The hard reality is that the economy is facing a one-two knockout blow from a collapse in consumer spending, plus a shock-and-awe wave of asset write-downs that is wreaking havoc in the financial sector. The more Bernanke floods the economy with easy money, the worse the final reckoning is likely to be.
First the consumer. For decades, personal consumption’s share of GDP averaged in the 66 percent-67 percent range. In 2000, however, it moved up sharply, hitting 72 percent in early 2007, the highest rate of consumption in any modern country ever.
How did consumers pay for it? Well, not with their wage packet—median household incomes were roughly flat in the 2000s. Instead, households doubled their debt load, and personal savings rates dropped to zero.
Almost all the new borrowing was against houses. Very low interest rates and super-easy mortgage rules drove house prices up 50 percent between 2000 and 2005, one of the fastest jumps in history. As prices soared, consumers refinanced again and again, rolling over the proceeds into pricier houses and more consumption. Wall Street’s economists looked on happily, and constructed elaborate theories proving that the debt spiral could continue indefinitely.
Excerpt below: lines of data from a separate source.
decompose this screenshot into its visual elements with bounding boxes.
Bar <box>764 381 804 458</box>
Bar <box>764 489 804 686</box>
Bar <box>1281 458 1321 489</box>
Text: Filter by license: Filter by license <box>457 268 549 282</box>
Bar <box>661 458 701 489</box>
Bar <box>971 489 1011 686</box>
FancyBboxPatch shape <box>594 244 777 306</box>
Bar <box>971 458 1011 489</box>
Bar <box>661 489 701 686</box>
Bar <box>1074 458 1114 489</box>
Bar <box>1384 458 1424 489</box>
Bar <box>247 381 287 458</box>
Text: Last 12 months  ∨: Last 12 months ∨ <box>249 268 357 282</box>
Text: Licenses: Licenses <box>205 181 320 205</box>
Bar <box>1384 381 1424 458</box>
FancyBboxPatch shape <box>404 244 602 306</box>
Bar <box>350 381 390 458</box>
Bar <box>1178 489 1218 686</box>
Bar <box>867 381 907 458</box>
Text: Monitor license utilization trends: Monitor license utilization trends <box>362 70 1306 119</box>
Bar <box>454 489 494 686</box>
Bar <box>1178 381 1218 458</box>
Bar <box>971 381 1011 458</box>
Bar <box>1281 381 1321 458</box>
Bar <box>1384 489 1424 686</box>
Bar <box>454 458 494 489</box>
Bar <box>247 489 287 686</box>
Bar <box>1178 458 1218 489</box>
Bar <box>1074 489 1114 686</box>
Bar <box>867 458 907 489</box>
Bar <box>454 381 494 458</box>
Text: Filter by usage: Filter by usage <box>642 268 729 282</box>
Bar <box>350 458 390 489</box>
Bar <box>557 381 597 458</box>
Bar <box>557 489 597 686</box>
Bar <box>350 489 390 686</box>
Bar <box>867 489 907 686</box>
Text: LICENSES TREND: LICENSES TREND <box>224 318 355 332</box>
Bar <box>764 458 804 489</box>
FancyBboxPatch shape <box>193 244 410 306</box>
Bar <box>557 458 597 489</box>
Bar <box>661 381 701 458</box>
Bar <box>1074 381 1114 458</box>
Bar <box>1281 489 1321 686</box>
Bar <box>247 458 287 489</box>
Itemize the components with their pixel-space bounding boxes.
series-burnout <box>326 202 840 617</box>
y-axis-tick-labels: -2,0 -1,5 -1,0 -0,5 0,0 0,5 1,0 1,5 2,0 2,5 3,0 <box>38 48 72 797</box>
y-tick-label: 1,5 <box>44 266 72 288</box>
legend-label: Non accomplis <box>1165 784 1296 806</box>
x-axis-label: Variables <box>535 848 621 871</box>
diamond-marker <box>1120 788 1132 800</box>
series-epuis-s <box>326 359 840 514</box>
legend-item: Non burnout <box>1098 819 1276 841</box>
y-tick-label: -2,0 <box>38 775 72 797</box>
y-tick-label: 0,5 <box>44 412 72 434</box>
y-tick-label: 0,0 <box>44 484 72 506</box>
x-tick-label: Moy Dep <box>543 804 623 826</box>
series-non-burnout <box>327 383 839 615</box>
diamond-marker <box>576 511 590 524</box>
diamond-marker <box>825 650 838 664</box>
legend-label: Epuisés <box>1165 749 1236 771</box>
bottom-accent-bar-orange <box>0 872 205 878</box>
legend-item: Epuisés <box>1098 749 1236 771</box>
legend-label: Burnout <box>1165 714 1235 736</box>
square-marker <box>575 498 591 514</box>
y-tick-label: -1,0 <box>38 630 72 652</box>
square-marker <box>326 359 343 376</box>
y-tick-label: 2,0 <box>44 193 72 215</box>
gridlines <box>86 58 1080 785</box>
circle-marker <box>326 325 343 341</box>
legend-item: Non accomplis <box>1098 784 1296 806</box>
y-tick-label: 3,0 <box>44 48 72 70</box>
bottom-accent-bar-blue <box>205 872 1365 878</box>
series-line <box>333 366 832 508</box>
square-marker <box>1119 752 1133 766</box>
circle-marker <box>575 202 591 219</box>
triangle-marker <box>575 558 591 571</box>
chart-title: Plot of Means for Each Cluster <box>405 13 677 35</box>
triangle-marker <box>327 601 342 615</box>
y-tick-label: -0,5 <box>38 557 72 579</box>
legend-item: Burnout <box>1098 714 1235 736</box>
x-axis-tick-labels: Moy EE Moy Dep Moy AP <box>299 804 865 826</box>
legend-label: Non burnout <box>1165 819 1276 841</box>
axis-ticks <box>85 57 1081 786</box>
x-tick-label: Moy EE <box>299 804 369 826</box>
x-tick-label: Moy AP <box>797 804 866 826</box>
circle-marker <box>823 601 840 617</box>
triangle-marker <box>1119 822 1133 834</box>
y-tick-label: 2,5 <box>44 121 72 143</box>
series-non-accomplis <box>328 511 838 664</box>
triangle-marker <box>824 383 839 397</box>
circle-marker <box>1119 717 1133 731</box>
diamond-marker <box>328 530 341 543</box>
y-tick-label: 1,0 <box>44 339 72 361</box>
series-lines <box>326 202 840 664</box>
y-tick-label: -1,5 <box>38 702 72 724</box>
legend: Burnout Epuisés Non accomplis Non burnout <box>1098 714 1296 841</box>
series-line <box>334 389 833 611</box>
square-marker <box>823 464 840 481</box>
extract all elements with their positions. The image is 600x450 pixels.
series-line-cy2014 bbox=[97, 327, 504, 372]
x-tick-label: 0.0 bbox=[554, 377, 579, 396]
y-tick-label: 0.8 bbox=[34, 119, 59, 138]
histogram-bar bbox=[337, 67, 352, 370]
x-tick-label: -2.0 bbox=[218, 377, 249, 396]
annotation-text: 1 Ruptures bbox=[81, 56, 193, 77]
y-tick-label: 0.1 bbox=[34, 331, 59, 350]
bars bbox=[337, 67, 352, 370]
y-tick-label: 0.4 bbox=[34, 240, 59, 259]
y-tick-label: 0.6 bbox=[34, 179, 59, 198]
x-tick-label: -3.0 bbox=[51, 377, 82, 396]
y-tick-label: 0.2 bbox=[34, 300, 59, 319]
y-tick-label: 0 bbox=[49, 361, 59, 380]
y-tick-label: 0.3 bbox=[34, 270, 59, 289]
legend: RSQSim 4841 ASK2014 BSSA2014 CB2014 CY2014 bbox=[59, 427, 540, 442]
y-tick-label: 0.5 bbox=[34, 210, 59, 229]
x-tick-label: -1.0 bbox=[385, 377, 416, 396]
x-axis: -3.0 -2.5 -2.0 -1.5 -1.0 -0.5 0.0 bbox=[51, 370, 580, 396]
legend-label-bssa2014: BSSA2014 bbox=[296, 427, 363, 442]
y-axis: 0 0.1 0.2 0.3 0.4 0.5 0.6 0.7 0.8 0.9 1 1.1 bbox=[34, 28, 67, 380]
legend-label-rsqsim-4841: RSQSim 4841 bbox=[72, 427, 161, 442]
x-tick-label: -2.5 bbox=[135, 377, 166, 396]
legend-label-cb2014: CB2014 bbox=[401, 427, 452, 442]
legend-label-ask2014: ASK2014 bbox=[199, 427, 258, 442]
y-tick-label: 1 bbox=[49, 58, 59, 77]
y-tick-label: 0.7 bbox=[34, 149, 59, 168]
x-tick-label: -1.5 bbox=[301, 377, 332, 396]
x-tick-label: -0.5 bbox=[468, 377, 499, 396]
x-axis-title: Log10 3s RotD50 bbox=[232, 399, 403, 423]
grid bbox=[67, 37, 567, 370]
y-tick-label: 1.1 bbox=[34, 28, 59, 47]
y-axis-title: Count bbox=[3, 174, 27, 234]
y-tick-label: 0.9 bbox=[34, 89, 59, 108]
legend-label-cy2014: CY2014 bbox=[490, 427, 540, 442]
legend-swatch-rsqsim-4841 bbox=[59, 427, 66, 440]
But as outstanding mortgages balances ratcheted higher and higher, they finally smacked up against the ability of homeowners to service their debt, no matter how low the interest. A tipping point was crossed last year, when it dawned on markets that houses were overpriced – and by a whole lot. Home prices are now in free fall; price drops of 20 percent to 30 percent will be required to get them back in line with incomes. Stuck with heavy debt service and no cash left in their homes, consumers are cutting back hard. The credit merry-go-round, in short, has started to run backwards.